Can the inductive method prove this is false? If so, I would love understand, or If not, how is induction a useful at all?

[nona.m.nona]

I have a textbook and have researched several websites and have found numerous examples of induction to proving statements are always true, but no examples where induction proves a statement false (except where n=1 (or the base case) is false). Can induction even prove a statement is false (when the base case is true)?

The difference between "proving a statement is false" and "failing to prove a false statement" is vast. Induction is not constructed to do the former, but the online lesson (in the link in your other thread) shows examples of the latter.

For example, what about the classic false statement:

"2^n - 1 is always a prime number"
base case, 1, results in 1 (prime, so true)
next case, 2, results in 3 (prime, so true)

The ''next'' step would not be "2" but rather "assume, for n = k":

For n = k, assume that 2^k - 1 is a prime number.

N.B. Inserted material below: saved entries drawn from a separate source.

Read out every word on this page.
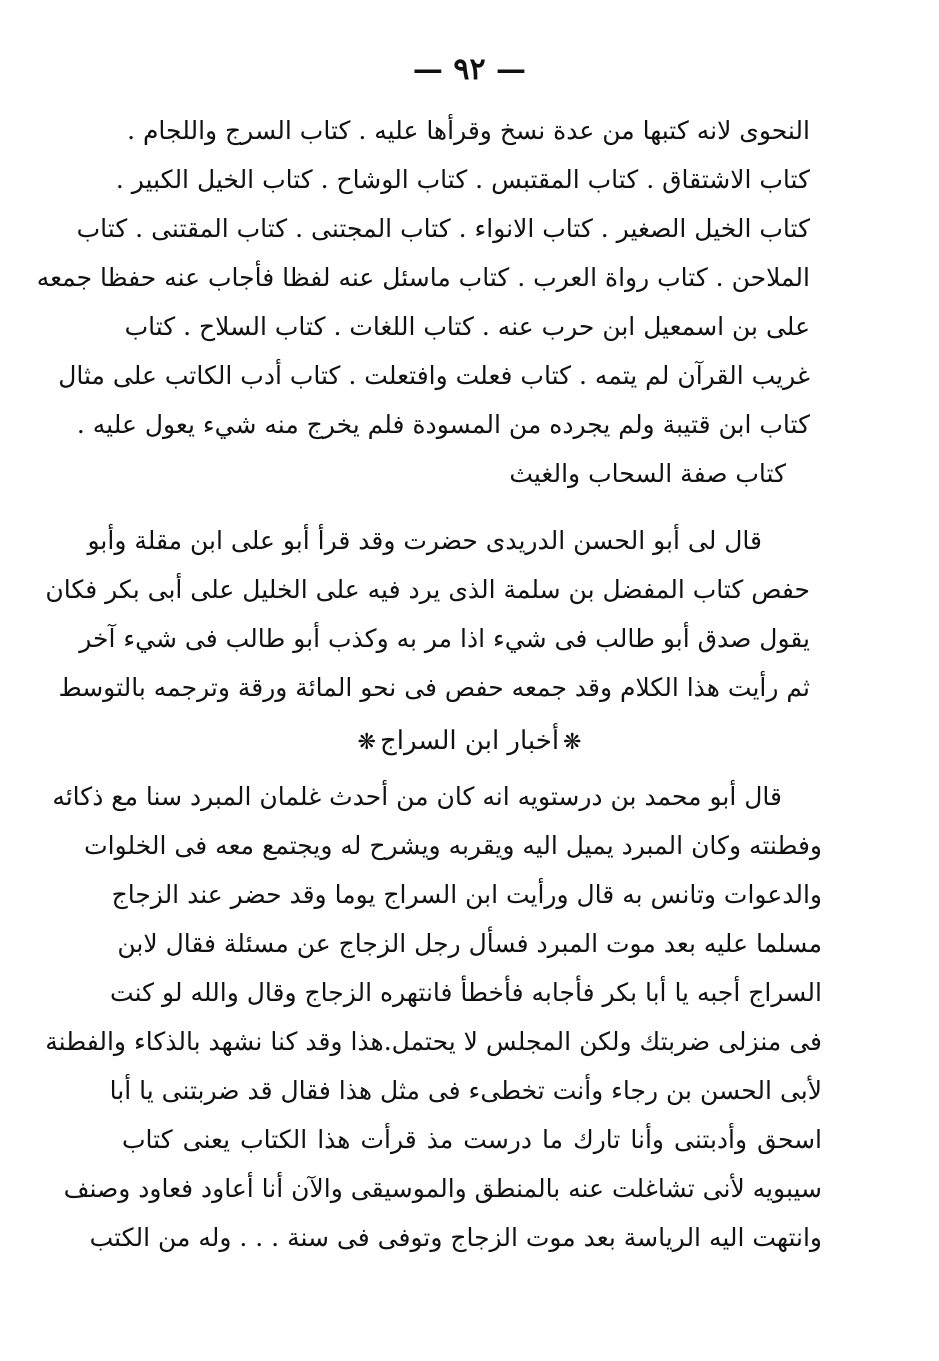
— ٩٢ —
النحوى لانه كتبها من عدة نسخ وقرأها عليه . كتاب السرج واللجام .
كتاب الاشتقاق . كتاب المقتبس . كتاب الوشاح . كتاب الخيل الكبير .
كتاب الخيل الصغير . كتاب الانواء . كتاب المجتنى . كتاب المقتنى . كتاب
الملاحن . كتاب رواة العرب . كتاب ماسئل عنه لفظا فأجاب عنه حفظا جمعه
على بن اسمعيل ابن حرب عنه . كتاب اللغات . كتاب السلاح . كتاب
غريب القرآن لم يتمه . كتاب فعلت وافتعلت . كتاب أدب الكاتب على مثال
كتاب ابن قتيبة ولم يجرده من المسودة فلم يخرج منه شيء يعول عليه .
كتاب صفة السحاب والغيث
قال لى أبو الحسن الدريدى حضرت وقد قرأ أبو على ابن مقلة وأبو
حفص كتاب المفضل بن سلمة الذى يرد فيه على الخليل على أبى بكر فكان
يقول صدق أبو طالب فى شيء اذا مر به وكذب أبو طالب فى شيء آخر
ثم رأيت هذا الكلام وقد جمعه حفص فى نحو المائة ورقة وترجمه بالتوسط
❋أخبار ابن السراج❋
قال أبو محمد بن درستويه انه كان من أحدث غلمان المبرد سنا مع ذكائه
وفطنته وكان المبرد يميل اليه ويقربه ويشرح له ويجتمع معه فى الخلوات
والدعوات وتانس به قال ورأيت ابن السراج يوما وقد حضر عند الزجاج
مسلما عليه بعد موت المبرد فسأل رجل الزجاج عن مسئلة فقال لابن
السراج أجبه يا أبا بكر فأجابه فأخطأ فانتهره الزجاج وقال والله لو كنت
فى منزلى ضربتك ولكن المجلس لا يحتمل.هذا وقد كنا نشهد بالذكاء والفطنة
لأبى الحسن بن رجاء وأنت تخطىء فى مثل هذا فقال قد ضربتنى يا أبا
اسحق وأدبتنى وأنا تارك ما درست مذ قرأت هذا الكتاب يعنى كتاب
سيبويه لأنى تشاغلت عنه بالمنطق والموسيقى والآن أنا أعاود فعاود وصنف
وانتهت اليه الرياسة بعد موت الزجاج وتوفى فى سنة . . . وله من الكتب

Then one would attempt to prove the statement for n = k + 1:

Let n = k + 1. Then...

This would lead either to a contradiction (so the proof fails) or else "nowhere" (so the proof is not completed). (I suspect the attempt would lead "nowhere".) The actual proof (or, in this case, the disproof) is in your specific example of where the statement is false.

[simpleman]

Nona, thank you so much.

Today I looked at that link http://www.purplemath.com/modules/inductn2.htm, which was in fact more explanatory than anything I could find, and wrote out the proof they were doing on my notepad. This helped and I realized something which I think was doing incorrectly that had contributed to my confusion. Please follow below and let me know if you think I'm on the right track:

For the statement: 1+2+...n = (n)(n+1)/2
and (for thoroughness): 1+2+...k = (k)(k+1)/2
when substituting n=k+1
on the Left Hand Side: [1+2+...k] + (k+1),
the link helped me to realize that for this part of the equation: [1+2+...k], we use the right hand side of the ORIGINAL statement as a substitute: 1+2+...k = [(k)(k+1)/2]

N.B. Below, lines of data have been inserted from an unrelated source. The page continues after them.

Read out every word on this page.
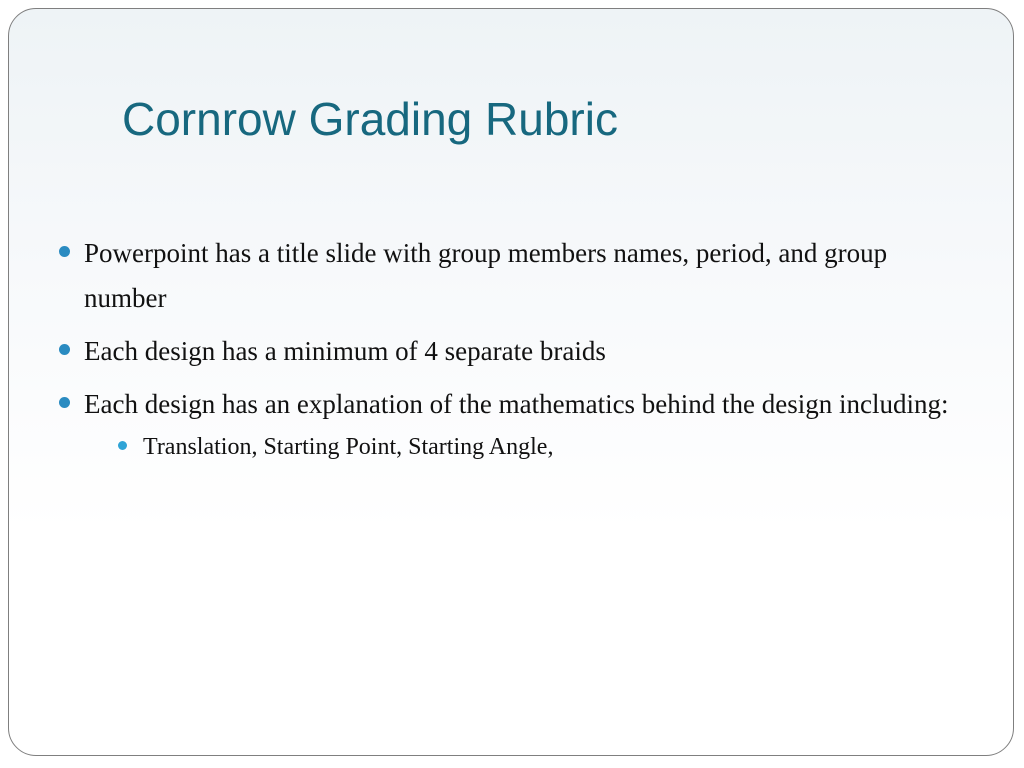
Cornrow Grading Rubric
Powerpoint has a title slide with group members names, period, and group number
Each design has a minimum of 4 separate braids
Each design has an explanation of the mathematics behind the design including:
Translation, Starting Point, Starting Angle,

After writing the proof above myself, I then tried to prove a different statement, this time one which I know does not hold true for all natural numbers, but holds true for at least some base case:

statement: 1+2+...n = (n^2)-n+1
test case: n=1, --> LHS = 1; RHS = 1 --> TRUE.
let n = k+1 -->
LHS = [1+2+...k] + (k+1)
LHS = [(k^2) - k + 1] + (k+1)
LHS = (k^2) + 2 --> simplified.
RHS = ((k+1)^2) - (k+1) + 1
RHS = ((k^2) + 2k + 1) - k
RHS = (k^2) + k + 1 --> simplified.
As can be seen, the simplified LHS does not equal the simplified RHS. Thus, the inductive method cannot prove this statement to be true for all natural numbers. Not that it proves the statement to be false, but since it cannot prove the statement to be true, I take it that I can safely say it is not true for all natural numbers.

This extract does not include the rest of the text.